For many numerically illiterate people out there, the film The Man who Knew Infinity (released September 2015) was, if atheists will pardon the expression, a godsend. It describes the life and achievements of renowned Indian mathematician Srinivasa Ramanujan. It did this in a way which not only made his passion for and staggering discoveries in Mathematics entirely accessible, but it also managed to express the very soul of the man.  In a particularly moving scene, the great mathematician G.H. Hardy asks Ramanujan where his ideas come from, the latter’s reply, “they come from God” clearly puzzled and would probably have angered Hardy the arch-atheist. Yet, one cannot escape the fact that Ramanujan’s work whilst supremely original was also highly intuitive and undisciplined, and this was clearly a source of skepticism in the minds of many of his contemporaries. How he managed to win over his skeptics is a significant part of his story. One of TOK’s great strengths is to force us to examine the possible connections between all spheres of human knowledge including those which, at first sight, appear to have absolutely nothing in common.

Is Mathematics a Religion? Before one dismisses the idea as altogether absurd let us first outline the traditional characteristics of Religion as identified by Philosopher Ninian Smart. He suggested that all/most religions will exhibit the following features. Rituals (prayers, festivals etc…), the Numinous (experiences of God, spiritual trances…), narratives (stories, myths, a literature… ), doctrines (a set of accepted beliefs…), ethics (rules on behaviour…), institutions (organisation, hierarchies…) and material expressions (mosques, temples, churches…). Now, it is not too difficult to see how many of these features could not possibly be applied to Mathematics, but is this true for all of them?
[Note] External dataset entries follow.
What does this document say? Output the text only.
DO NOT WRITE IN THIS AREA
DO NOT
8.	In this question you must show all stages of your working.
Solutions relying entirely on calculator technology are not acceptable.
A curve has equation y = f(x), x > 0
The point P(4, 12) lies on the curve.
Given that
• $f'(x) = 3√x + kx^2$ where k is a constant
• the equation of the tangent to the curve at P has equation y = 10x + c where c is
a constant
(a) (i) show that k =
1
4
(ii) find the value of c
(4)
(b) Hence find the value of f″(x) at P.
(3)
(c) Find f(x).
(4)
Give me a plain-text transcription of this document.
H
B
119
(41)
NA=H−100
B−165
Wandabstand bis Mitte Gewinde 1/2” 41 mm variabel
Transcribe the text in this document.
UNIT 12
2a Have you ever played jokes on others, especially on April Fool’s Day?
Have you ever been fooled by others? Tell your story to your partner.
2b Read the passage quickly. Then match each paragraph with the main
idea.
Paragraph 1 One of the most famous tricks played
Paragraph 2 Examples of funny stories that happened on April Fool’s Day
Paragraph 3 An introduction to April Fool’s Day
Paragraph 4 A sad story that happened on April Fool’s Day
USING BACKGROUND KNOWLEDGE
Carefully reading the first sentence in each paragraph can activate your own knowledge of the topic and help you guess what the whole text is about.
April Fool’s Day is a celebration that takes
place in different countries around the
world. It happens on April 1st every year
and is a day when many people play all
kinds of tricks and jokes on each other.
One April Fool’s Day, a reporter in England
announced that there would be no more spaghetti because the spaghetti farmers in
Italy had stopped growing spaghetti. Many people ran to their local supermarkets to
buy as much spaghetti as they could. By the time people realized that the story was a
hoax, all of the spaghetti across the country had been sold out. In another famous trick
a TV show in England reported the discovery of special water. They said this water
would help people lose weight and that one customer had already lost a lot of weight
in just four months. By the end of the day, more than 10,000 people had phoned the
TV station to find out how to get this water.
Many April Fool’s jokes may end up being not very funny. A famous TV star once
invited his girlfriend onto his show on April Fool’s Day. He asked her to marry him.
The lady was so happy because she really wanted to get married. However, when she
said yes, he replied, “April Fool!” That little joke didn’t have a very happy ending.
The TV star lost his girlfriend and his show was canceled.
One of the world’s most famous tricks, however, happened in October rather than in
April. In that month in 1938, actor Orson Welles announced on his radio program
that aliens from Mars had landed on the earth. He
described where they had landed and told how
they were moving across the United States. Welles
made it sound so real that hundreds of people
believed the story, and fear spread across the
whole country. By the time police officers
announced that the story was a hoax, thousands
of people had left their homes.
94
For example, one could suggest that Mathematics definitely has a history and its own ‘sacred texts’, as well as having a distinct experiential dimension. In the latter, practitioners of Mathematics experience esoteric and heightened states of mind during which they perceive deep and hidden truths inaccessible to ordinary mortals. Could not axioms also be compared to the unquestionable beliefs or dogmas of religion? After all, the very foundations and methods of Mathematics are based on a collection of ideas which are to be accepted as true without proof. Mathematics’ descriptive and explanatory power in relation to the physical world could also be said to be the equivalent of the etiological tales of religion, providing an explanation for why things are the way they are. I also rather liked Ken Roebuck’s remark  that, it is in the creation of great mathematics that humans are most like God and that maybe that’s what it means to have been created in His image (http://www.goodreads.com/book/show/3095024-is-god-a-mathematician, retrieved 06/11/16). If Mathematics is a Religion then it is certainly a pretty unusual one, and one peopled by many non-believers at that. One the other hand it would surely be inaccurate to say that these two spheres of human thought are different from each other in every possible way.

In the Europe of the Middle Ages, Theology (the study of God and religion) was seen as the Queen of all the Sciences. This title, and it seems the challenges and burdens that come with it, have now passed to Mathematics. The story of Ramanujan, his faith in Mathematical ideas as expressing the mind of God and the ancient idea of God as Mathematician seemingly making a comeback in contemporary discussions on the nature of the subject, both seem to support the idea that Maths and Religion are not as incompatible as some would have it. However, one clearly cannot have two so seemingly different disciplines share the supreme accolade of Queen of all Sciences. Maybe Mathematics is not a Religion after all, but maybe, it is a kind of Theology.